Deer Antler Stem Cell Vesicles Reverse Bone Loss and Epigenetic Aging in Mice and Monkeys

Aging drives roughly 23% of the global disease burden, and researchers have increasingly focused on intercellular signaling factors—particularly from young or highly regenerative cells—as therapeutic candidates. Stem cell-derived extracellular vesicles (EVs) are attractive because they recapitulate donor cell benefits without the biosafety and ethical concerns of live cell transplantation. However, conventional mesenchymal stem cells (MSCs) from bone marrow, adipose, or umbilical cord tissue senesce after 10–15 culture passages, limiting both yield and potency of derived EVs.

This study introduces antler blastema progenitor cells (ABPCs) as a novel MSC source. ABPCs reside at the periosteum of regenerating deer antlers—the only mammalian organ capable of complete annual regeneration in adulthood, growing at up to 2.75 cm/day and producing up to 15 kg of bone within 3 months. Unlike bone marrow MSCs from aged or fetal rats, ABPCs showed 72.4% lower senescence-associated β-galactosidase activity, maintained robust osteogenic differentiation, and displayed no meaningful senescence markers even after 50 consecutive culture passages. Proteomic and small RNA profiling of ABPC-derived EVs (EVs^ABPC) revealed enrichment of unique regenerative proteins and microRNAs not found in conventional MSC-derived EVs, pointing to a distinct cargo signature likely underlying their potency.

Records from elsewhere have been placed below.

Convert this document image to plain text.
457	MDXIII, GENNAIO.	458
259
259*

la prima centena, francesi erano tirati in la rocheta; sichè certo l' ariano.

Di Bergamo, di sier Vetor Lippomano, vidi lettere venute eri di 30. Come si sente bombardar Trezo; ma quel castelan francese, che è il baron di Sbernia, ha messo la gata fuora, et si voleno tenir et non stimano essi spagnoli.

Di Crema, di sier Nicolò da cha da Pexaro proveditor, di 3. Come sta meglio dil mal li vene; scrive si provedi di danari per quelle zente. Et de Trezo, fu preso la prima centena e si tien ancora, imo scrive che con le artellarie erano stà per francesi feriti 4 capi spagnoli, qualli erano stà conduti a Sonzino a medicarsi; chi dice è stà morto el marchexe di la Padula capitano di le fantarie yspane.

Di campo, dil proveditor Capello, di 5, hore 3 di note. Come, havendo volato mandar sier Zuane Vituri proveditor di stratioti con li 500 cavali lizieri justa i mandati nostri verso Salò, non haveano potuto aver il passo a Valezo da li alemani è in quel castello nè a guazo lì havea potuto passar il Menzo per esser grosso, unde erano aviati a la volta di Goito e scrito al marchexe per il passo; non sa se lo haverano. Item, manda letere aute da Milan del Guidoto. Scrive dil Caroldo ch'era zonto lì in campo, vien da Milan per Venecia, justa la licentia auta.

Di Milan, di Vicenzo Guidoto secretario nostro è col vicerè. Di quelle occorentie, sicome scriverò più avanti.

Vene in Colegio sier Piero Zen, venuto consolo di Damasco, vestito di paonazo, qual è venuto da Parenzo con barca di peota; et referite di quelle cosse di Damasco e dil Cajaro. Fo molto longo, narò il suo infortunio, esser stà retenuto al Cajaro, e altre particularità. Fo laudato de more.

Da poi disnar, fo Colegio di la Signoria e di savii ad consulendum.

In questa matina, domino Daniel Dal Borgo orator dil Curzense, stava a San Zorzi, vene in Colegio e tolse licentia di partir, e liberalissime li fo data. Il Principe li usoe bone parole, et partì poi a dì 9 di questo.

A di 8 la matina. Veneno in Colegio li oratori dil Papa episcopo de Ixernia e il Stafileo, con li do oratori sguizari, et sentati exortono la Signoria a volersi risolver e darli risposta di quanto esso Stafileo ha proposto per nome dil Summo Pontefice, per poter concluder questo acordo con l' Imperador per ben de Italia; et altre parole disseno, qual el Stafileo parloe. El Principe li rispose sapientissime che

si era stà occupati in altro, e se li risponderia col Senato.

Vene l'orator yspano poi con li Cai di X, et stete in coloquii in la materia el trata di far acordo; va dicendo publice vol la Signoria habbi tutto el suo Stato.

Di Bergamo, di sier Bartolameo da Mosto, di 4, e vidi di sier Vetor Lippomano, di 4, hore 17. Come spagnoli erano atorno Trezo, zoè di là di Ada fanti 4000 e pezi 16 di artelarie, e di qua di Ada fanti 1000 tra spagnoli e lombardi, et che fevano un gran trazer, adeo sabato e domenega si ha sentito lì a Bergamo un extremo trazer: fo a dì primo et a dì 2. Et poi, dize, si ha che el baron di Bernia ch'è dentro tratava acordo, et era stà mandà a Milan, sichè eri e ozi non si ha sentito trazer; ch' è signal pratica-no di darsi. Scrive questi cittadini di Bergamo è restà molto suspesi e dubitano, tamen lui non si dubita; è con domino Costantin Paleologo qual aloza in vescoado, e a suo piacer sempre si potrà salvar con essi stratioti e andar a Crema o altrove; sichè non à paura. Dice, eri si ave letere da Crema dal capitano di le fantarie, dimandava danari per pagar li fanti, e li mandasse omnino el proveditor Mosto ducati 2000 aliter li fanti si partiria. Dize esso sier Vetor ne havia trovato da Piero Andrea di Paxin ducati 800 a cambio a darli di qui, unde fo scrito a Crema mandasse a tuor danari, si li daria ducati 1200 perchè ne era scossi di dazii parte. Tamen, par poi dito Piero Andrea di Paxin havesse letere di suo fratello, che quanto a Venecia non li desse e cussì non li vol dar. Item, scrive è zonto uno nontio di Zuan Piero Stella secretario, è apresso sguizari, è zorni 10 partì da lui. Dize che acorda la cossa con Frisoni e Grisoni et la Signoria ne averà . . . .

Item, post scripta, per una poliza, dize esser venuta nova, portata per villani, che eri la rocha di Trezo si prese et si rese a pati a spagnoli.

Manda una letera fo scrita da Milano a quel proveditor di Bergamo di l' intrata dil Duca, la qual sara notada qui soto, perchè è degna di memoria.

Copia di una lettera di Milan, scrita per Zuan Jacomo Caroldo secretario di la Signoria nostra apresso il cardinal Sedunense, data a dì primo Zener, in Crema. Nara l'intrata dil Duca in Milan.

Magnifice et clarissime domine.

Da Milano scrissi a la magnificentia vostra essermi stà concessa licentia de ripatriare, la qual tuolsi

In vitro, EVs^ABPC attenuated senescence phenotypes in aged bone marrow stem cells, reducing SA-β-gal activity, p21 and γ-H2AX expression, and shifting differentiation balance away from adipogenesis toward osteogenesis. Moving to animal models, aged mice receiving intravenous EVs^ABPC showed substantially increased femoral bone mineral density by microCT analysis, along with improved grip strength, endurance, and spatial cognitive performance in standardized behavioral assays. Systemic inflammatory markers were reduced, and DNA methylation-based epigenetic clocks indicated an age reversal of over 3 months relative to untreated aged controls.

Critically, the team extended these experiments to aged rhesus macaques (Macaca mulatta), a non-human primate model far closer to humans in physiology and aging trajectory. EV^ABPC treatment in macaques similarly increased bone mineral density, improved locomotor scores, reduced neuroinflammatory markers, and demonstrated neuroprotection in brain tissue assessments. Epigenetic age, measured via validated primate methylation clocks, was reduced by more than 2 years in treated animals—a striking magnitude for any single intervention. No significant adverse effects were reported in either model.

The authors position ABPCs as a scalable, ethically straightforward, and biologically exceptional EV source. Because antler tissue can be harvested annually without harm to the animal, and ABPCs expand indefinitely in culture without senescence, large-scale EV production is feasible. While results across two mammalian species are compelling, human clinical translation will require formal safety profiling, optimized dosing, and ultimately randomized controlled trials.